Kajū-ji (勧修寺, Kajū-ji), also sometimes spelled "Kwajū-ji" or "Kanshu-ji, is a Shingon Buddhist temple in Yamashina-ku, Kyoto, Japan.

==History==
A temple has existed on this site from as early as 900 AD. Kajū-ji, known familiarly as "Kikki-san," was founded by Emperor Daigo. This site is said to have been chosen because the mother of the emperor had lived a significant part of her life in this place; and after her death, the temple was established in her memory.

The temple was destroyed in 1470 during the Onin War and then later restored by the Tokugawa family and the Imperial Household. Successive head priests have been drawn directly from the Imperial family. Mito Mitsukuni (popularly known as Mito Komon) is said to have donated the stone lantern in front of the Shoin.

===Monzeki===
Japanese Buddhist priests of aristocratic or imperial lineage were more particularly identified as monzeki (門跡, monzeki). The term was also applied to the temples and monastic communities in which they were joined; and Kajū-ji was a monzeki temple. Beginning in 942, imperial princes lived as monks at Kajū-ji.
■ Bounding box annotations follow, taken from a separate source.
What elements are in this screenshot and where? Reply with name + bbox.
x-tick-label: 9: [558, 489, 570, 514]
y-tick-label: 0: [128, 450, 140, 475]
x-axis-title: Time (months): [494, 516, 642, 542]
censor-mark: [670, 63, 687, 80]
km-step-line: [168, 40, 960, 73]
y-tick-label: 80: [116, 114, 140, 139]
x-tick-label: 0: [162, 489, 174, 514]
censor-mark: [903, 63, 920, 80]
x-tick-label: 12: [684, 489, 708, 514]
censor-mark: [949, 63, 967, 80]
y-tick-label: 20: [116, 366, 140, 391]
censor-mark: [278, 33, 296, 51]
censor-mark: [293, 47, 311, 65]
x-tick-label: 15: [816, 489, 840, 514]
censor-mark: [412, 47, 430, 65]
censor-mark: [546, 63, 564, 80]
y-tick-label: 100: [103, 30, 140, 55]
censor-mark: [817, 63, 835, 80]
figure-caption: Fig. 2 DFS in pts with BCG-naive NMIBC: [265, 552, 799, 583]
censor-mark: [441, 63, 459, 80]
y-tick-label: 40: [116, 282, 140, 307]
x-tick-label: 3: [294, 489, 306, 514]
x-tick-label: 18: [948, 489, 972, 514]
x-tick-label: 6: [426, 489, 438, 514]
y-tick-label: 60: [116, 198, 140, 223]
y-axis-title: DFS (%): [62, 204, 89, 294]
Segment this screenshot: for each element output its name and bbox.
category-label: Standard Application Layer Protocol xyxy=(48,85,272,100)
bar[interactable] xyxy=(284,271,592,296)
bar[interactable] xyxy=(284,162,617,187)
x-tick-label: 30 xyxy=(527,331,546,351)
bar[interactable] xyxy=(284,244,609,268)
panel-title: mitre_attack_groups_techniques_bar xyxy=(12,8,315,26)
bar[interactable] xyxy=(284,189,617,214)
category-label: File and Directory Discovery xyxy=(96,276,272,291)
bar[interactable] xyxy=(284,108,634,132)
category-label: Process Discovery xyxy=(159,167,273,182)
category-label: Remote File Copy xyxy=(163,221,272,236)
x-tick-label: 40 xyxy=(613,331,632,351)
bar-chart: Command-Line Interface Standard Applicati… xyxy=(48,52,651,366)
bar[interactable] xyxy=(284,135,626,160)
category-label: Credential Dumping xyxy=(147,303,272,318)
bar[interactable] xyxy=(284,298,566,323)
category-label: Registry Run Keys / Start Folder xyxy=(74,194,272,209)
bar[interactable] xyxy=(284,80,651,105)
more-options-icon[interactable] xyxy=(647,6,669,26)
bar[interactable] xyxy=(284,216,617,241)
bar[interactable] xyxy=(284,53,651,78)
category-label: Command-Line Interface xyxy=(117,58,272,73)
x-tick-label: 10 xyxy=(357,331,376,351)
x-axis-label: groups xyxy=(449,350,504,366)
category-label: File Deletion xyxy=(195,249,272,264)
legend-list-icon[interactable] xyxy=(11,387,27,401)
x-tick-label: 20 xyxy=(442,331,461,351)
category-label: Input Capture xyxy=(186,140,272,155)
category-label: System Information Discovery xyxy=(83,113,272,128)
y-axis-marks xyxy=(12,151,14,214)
The eldest son of head of the Fushimi-no-miya branches of the imperial family was adopted at age two in 1818 by former-Emperor Kōkaku. Akira-shinnō entered the priesthood under the title Siahn Hoshinnō and later became prince-abbot of Kajū-ji.

In 1842, he angered the Tokugawa bakufu, which stripped him of his post and confined him to the temple of To-ji. In 1858, Emperor Komei adopted Akira and granted him the title Yamashina-no-miya. In 1864, the bakufu reinstated him.

==Garden and pond==
Kajū-ji is renowned for its gardens and its water-lily pond. The garden would originally have been used for boating and poem-writing parties, but today one can still stroll through the site.

The large pond here, also known as hamuro-no-ike, is the main feature of this garden. This water-garden is known for its lotus, water lilies and irises. The temple pond was probably at one time the main element of a much larger pond and hill garden on the estate of Miyamichi Iemasu, a member of the Heian aristocracy and connected through marriage to the powerful Fujiwara family.

One famous old plum tree transplanted from the Imperial Palace in Edo Period can be viewed year round, but it is said to be best in February.

==Art==
A tapestry image of the preaching Shaka-Nyorai (an alternate name for the founder of Buddhism) has been passed down within the temple over the centuries. This artwork is a National Treasure which is currently held in the collection of Nara National Museum.